Monday, January 16, 2012

Traditional Marriage: The nature of the family

In our previous post on marriage we discussed the nature of the sexual relations and how this relates to the question of traditional marriage.  In this post we will discuss the nature of the family and how this affects the human condition, including marriage.

Modern notions of the family treat it as a very abstract concept.  So much so that seemingly any configuration of partners and children constitutes a "family" if the participants label it as such.  It has gotten to the point where the "family" is such an amorphous concept that it is almost devoid of any real meaning.  I basically assume that it means a generic collection of individuals (children and adults) who share affection for each other and mutual dependence.

A definition of family that actually has some meaning is the one provided by Natural Law.  In this case, family is defined as the biological relationships between parents and children, siblings, and extended relatives.  The biological aspect of family is a real one, and it directly impacts the nature of relations between people.

This is most obvious in how nature brings a new human into the world.  The child is provided with a mother and a father.  Because of this, the natural tendency for a new human to be born with a mother and a father is a "natural right."  If the child is deprived of this natural right through circumstance (the accidental death of the parents) or through unnatural means (such as homosexual adoption/IVF) is to create a sub-optimal situation.

This is illustrated by an obvious fact.  Medical history.  Regardless of configuration of the "family" as defined by moderns, biological reality intrudes when dealing with medical issues.  The medical history of the child is not imparted by the non-biological parents.  Genetics is a constant reminder of the actual origins of the child.

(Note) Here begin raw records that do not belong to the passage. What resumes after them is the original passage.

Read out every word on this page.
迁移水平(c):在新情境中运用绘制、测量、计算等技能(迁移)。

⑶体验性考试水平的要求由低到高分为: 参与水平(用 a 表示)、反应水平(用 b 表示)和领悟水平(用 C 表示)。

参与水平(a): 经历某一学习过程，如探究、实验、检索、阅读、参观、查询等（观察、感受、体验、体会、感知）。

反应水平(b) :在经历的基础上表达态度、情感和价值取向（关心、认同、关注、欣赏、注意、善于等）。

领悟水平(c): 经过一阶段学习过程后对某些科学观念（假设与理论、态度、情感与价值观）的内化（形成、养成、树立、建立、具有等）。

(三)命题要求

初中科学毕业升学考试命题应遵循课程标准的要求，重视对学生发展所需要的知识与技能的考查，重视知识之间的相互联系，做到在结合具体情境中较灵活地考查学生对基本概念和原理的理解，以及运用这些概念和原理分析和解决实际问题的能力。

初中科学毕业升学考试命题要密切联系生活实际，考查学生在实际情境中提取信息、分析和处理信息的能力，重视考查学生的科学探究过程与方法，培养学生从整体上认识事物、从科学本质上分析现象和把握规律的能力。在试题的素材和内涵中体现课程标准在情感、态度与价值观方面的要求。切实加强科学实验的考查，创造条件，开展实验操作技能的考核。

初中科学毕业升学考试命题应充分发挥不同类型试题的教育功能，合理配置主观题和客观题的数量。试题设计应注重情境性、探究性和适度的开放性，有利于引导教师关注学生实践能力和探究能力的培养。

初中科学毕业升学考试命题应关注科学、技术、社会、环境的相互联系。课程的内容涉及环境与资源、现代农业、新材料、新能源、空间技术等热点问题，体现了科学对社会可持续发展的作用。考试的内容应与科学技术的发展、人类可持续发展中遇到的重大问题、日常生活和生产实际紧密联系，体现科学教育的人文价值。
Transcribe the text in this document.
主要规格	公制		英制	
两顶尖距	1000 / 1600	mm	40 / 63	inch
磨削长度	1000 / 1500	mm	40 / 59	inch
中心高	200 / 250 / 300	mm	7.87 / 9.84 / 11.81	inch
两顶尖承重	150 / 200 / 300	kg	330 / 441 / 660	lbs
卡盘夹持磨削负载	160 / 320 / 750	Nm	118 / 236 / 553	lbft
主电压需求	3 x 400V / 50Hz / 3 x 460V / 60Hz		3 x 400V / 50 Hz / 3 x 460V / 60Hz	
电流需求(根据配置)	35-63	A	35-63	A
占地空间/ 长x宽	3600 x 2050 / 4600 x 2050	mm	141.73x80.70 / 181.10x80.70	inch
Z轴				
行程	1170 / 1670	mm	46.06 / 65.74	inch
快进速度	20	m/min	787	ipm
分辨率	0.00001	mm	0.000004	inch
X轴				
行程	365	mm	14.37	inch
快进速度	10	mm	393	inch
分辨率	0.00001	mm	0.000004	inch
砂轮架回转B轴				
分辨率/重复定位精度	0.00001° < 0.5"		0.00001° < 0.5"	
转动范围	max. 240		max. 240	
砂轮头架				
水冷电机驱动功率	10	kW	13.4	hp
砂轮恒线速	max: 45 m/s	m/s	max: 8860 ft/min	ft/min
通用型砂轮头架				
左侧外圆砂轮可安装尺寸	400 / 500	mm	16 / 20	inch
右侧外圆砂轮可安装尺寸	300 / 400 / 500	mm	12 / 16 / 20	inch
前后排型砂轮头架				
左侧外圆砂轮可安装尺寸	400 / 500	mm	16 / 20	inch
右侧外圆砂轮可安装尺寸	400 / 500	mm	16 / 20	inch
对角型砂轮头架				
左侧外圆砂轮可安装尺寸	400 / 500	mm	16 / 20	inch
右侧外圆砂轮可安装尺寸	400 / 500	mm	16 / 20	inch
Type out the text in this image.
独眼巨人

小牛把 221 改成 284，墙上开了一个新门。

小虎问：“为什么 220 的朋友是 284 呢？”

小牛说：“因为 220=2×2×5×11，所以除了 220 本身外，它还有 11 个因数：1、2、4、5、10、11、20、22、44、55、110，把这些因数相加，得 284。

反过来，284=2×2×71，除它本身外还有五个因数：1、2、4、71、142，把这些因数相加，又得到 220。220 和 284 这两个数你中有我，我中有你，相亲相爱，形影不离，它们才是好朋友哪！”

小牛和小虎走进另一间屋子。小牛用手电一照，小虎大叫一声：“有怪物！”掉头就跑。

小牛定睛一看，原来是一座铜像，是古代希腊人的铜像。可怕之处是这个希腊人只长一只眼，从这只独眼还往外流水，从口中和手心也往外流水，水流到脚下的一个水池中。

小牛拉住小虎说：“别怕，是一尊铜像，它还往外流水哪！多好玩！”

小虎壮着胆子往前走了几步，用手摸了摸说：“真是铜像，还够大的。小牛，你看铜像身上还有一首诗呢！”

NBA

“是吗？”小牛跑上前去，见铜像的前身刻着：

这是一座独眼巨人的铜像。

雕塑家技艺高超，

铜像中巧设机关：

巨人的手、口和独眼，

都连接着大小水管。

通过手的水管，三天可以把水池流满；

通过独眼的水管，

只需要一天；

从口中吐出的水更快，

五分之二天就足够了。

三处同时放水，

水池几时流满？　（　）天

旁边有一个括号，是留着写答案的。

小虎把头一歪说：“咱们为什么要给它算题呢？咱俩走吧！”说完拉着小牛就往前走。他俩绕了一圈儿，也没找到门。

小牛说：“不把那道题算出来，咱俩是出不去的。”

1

But this goes beyond genetics.  The child often enough has a desire to know where they are from biologically.  This is true for adopted children, IVF children (those who are conceived via IVF but the father remains unknown), etc.

This is not in any way to denigrate the heroic parents of adopted children.  Such kindness and generosity is welcome and needed in a fallen world. That they do the best they can regardless of biological ties should be praised.

But this does not change the biological reality of the family.  The biological ties are real.  They are natural.  And barring some unintended consequences, the ideal for the child is to be raised by the biological parents.  Anything less is, no matter how well intended, is "less than" the natural reality.